The Slow Descent into Malaise – And Back Again

Like Mary Poppins riding in on an umbrella, malaise floated in, bringing that faraway look that says, “Going, going, gone.” It bids goodbye to the pace and place of today, and in comes the drudgery and sludgery of malaise. It’s like a thick slab of mustardy goo, and if you peel back the sandwich, you’ll see the words: “Nothing matters.” The nihilist’s “nothing” lurks in the corners and shadows, in the early mornings and late nights, and like a sea creature tickling your toes, it gently pulls you down, down, down.

As it draped its tendrils around my shoulders, I ground my coffee beans, ate toast, and wondered why it showed up mid-week through my vacation.

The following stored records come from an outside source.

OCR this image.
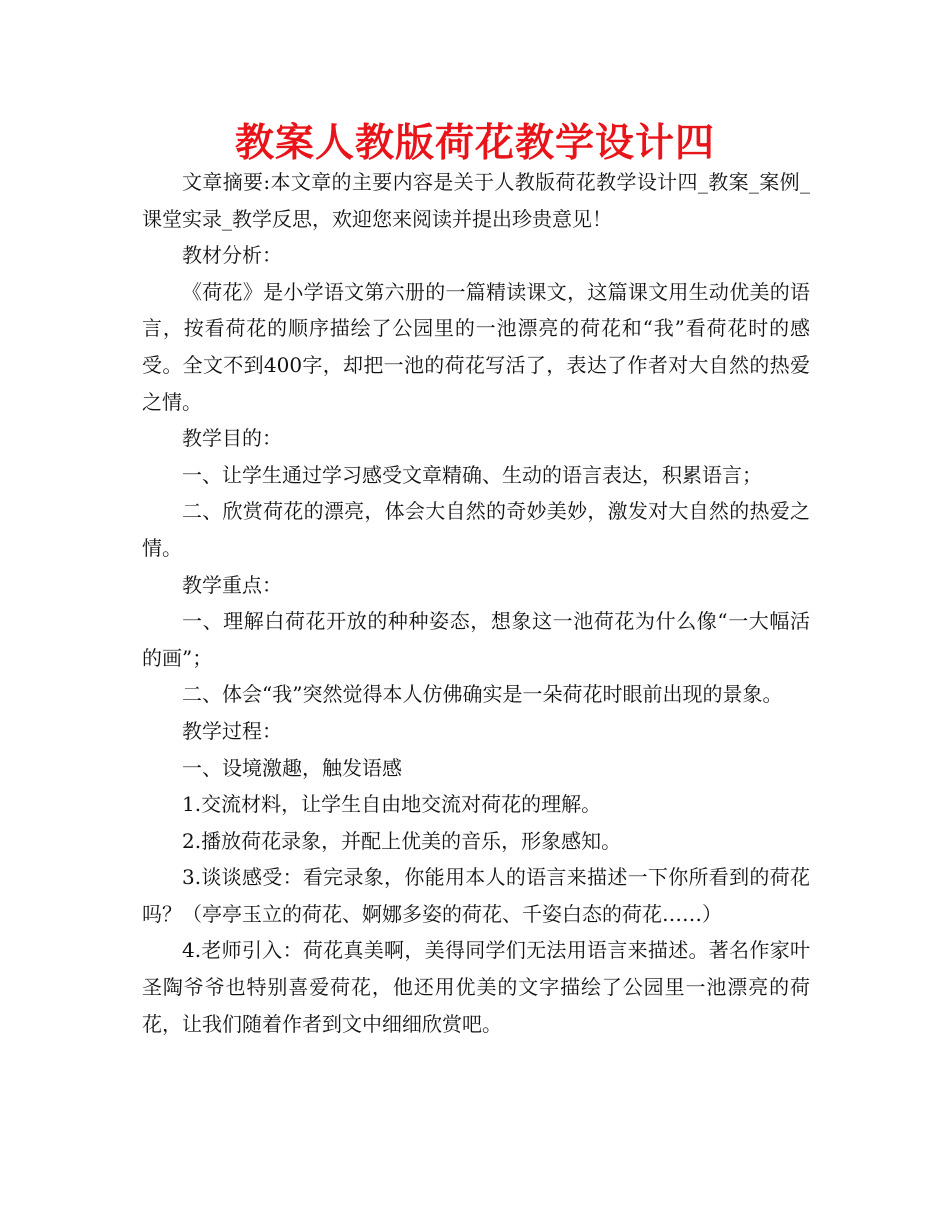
教案人教版荷花教学设计四

文章摘要:本文章的主要内容是关于人教版荷花教学设计四_教案_案例_课堂实录_教学反思，欢迎您来阅读并提出珍贵意见！

教材分析：

《荷花》是小学语文第六册的一篇精读课文，这篇课文用生动优美的语言，按看荷花的顺序描绘了公园里的一池漂亮的荷花和“我”看荷花时的感受。全文不到400字，却把一池的荷花写活了，表达了作者对大自然的热爱之情。

教学目的：

一、让学生通过学习感受文章精确、生动的语言表达，积累语言；

二、欣赏荷花的漂亮，体会大自然的奇妙美妙，激发对大自然的热爱之情。

教学重点：

一、理解白荷花开放的种种姿态，想象这一池荷花为什么像“一大幅活的画”；

二、体会“我”突然觉得本人仿佛确实是一朵荷花时眼前出现的景象。

教学过程：

一、设境激趣，触发语感

1.交流材料，让学生自由地交流对荷花的理解。

2.播放荷花录象，并配上优美的音乐，形象感知。

3.谈谈感受：看完录象，你能用本人的语言来描述一下你所看到的荷花吗？（亭亭玉立的荷花、婀娜多姿的荷花、千姿白态的荷花……）

4.老师引入：荷花真美啊，美得同学们无法用语言来描述。著名作家叶圣陶爷爷也特别喜爱荷花，他还用优美的文字描绘了公园里一池漂亮的荷花，让我们随着作者到文中细细欣赏吧。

My aunt’s death has triggered deep, unanswerable, and scary questions and feelings that I don’t yet know how to handle. In discussing my desire to monetize this blog, I’ve confronted my worth and value, uncovering bedrock insecurities and the belief, “Why try when I’m just going to fail?”

Embracing the Dark Thoughts

Despair and apathy follow because, really, what’s the point? Motivation stops as our true colors are revealed: we don’t care, so why should anything matter? The negative thoughts of malaise, like a black film forming cataracts of dread and doom, can seem impossible to counteract. But like that persistent telemarketer you can’t seem to block, it’s not if emptiness and disillusionment will show up, but when. So, we must embrace it. See it for what it is—tailless donkey bum and all—put your arm around its shoulder, and be present with yourself. Losing steam and feeling like you can’t go on is okay. It’s normal, and sometimes, rest and reflection are needed.

Finding Your Way Back

The first step out of this state can be getting out of your head. Move your body by taking a walk and counting bugs, use your hands to color or paint, or call a friend or family member and reminisce about a positive memory you share. Be absurd even—look in the mirror and make a funny face at yourself, or do a little heel kick in your hallway to remind yourself that life is meant to be fun. The worries and worst-case scenarios are real concerns, but there will be another moment to tend to them—just not in this defeated headspace.

Embrace the uncertainty that often accompanies these feelings. It’s okay not to have all the answers right now. Life’s ebbs and flows are natural, and accepting this can free you from the pressure to always feel productive or purposeful.

Remember, this too shall pass. The weight of malaise can be overwhelming, but it is often temporary. With time, self-compassion, and some absurdity, you’ll find your way back to the light.